“Why on earth do you want a cannon?” my wife asked when I explained that I had spotted the sweetest little example, just looking for a new home, in a local antiques shop. Married to an avid collector of ancient armour and weaponry, she is fairly inured to bits of what she deems
“rusty metal” occasionally being snuck into the house. However, a 19th-century working naval cannon? Little chance of slipping that in undetected; none at all of keeping it hidden. Anyway, why would I? In the world of big boys’ toys, if you’ve got cannon, flaunt it.

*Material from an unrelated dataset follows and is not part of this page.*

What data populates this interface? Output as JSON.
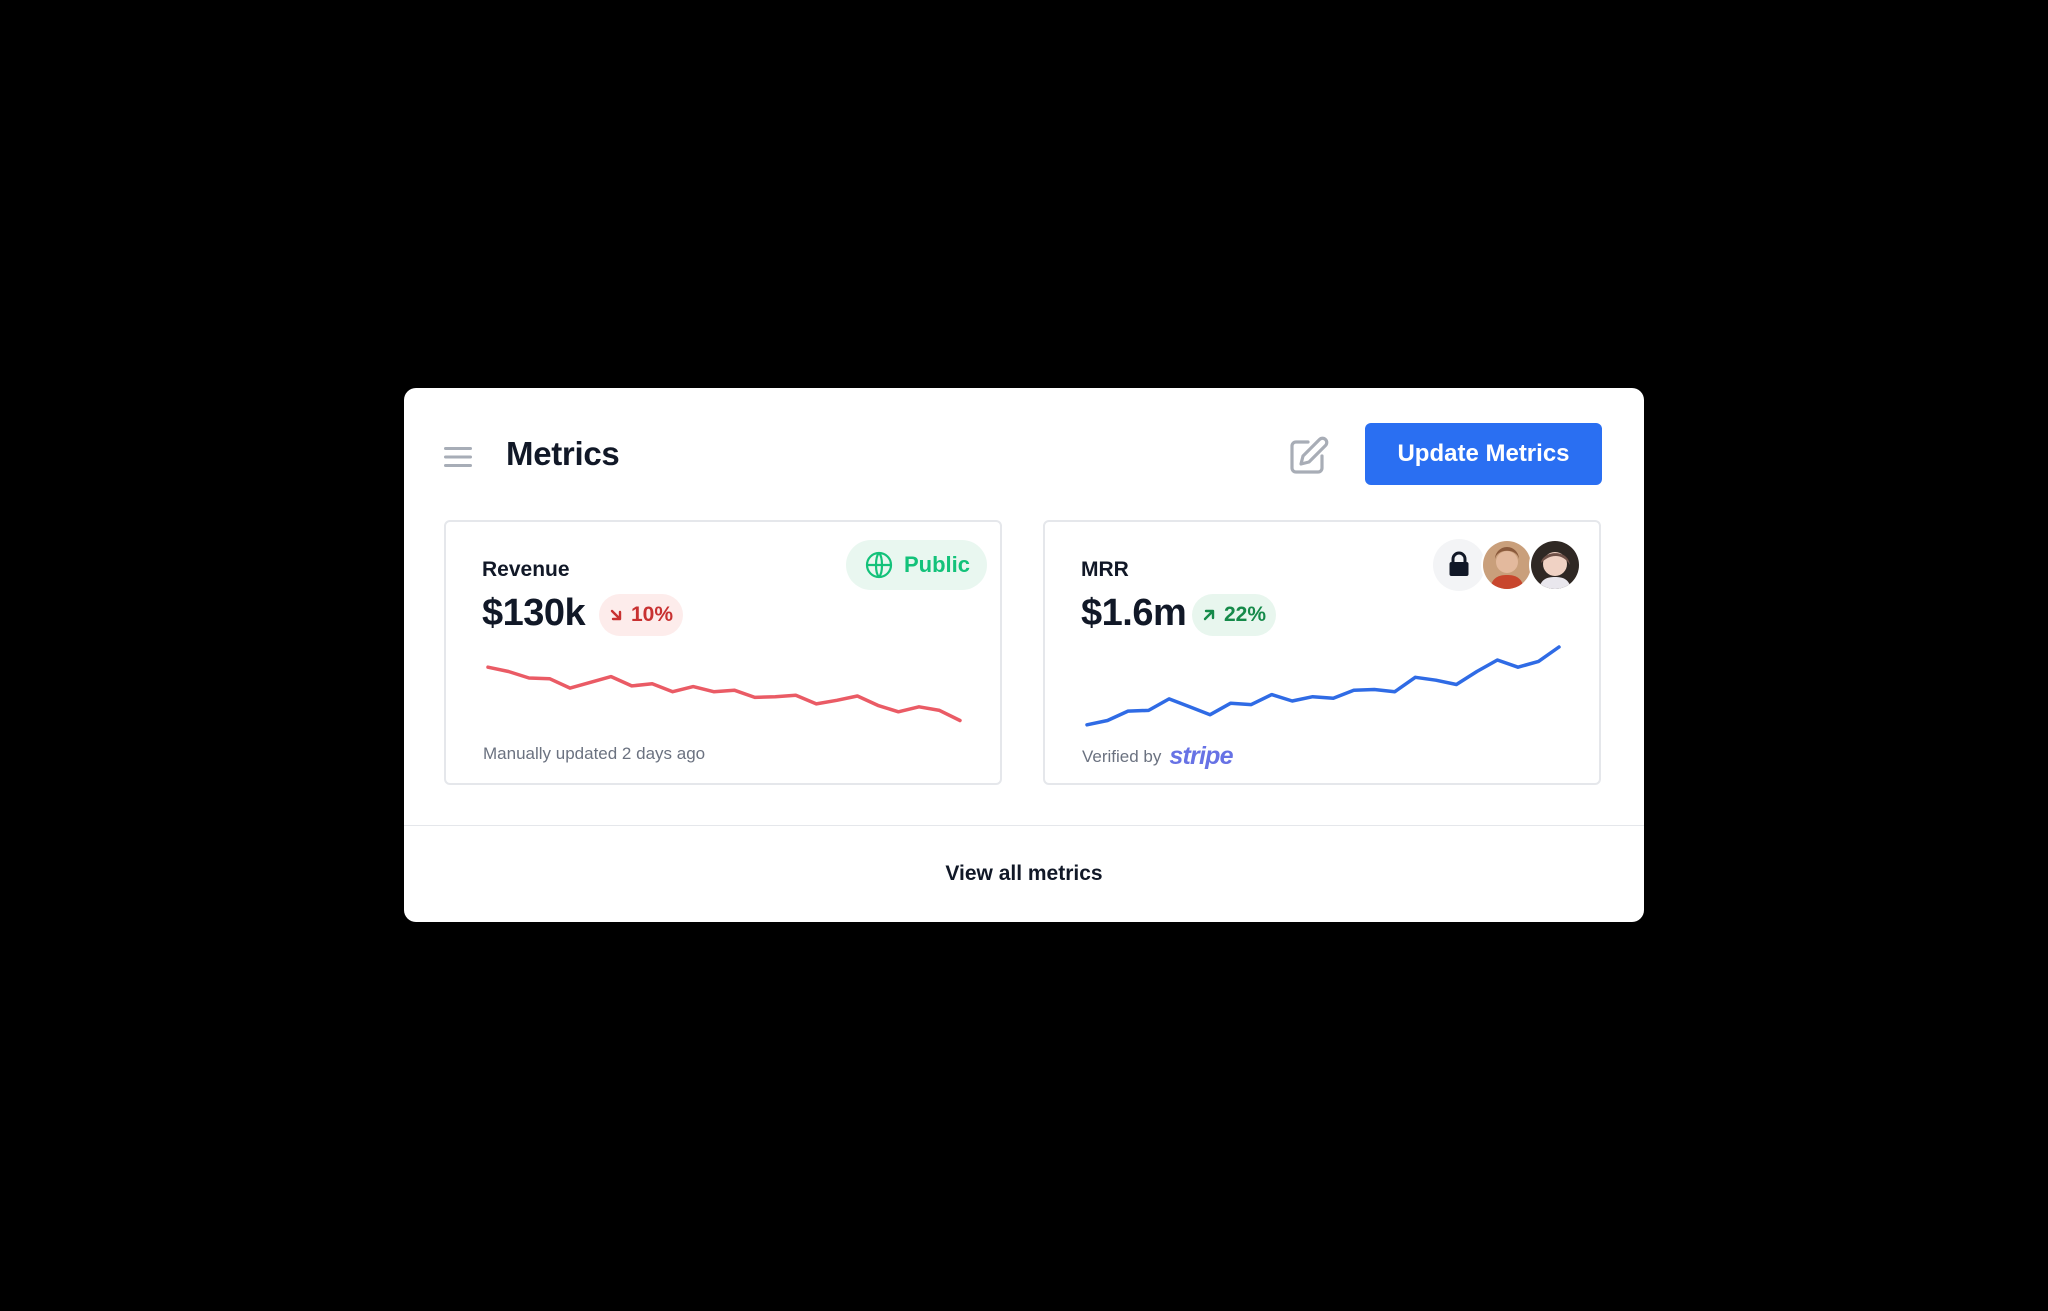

“We mount it facing the front gate and if we like our visitors we fire confetti, if we don’t we give them a broadside of rotten fruit,” I suggested. That raised a laugh and a grudging acceptance that having cannon outside your door does add a certain je ne sais quoi to a property, although perhaps not the sort your average estate agent might recommend.
I deemed that one laugh justification enough and, £500 later, I was facing a problem all buyers of cannon need to get their heads around. While my new “baby” is relatively puny in the world of ship sinkers – just over 3ft long and made of cast iron – it still weighs around half a ton.
It took three men, a trolley and an almost broken leg (mine) to manoeuvre the remorseless lump of metal into my Range Rover without further damaging us or it. Anything larger and I would have needed a low-loader.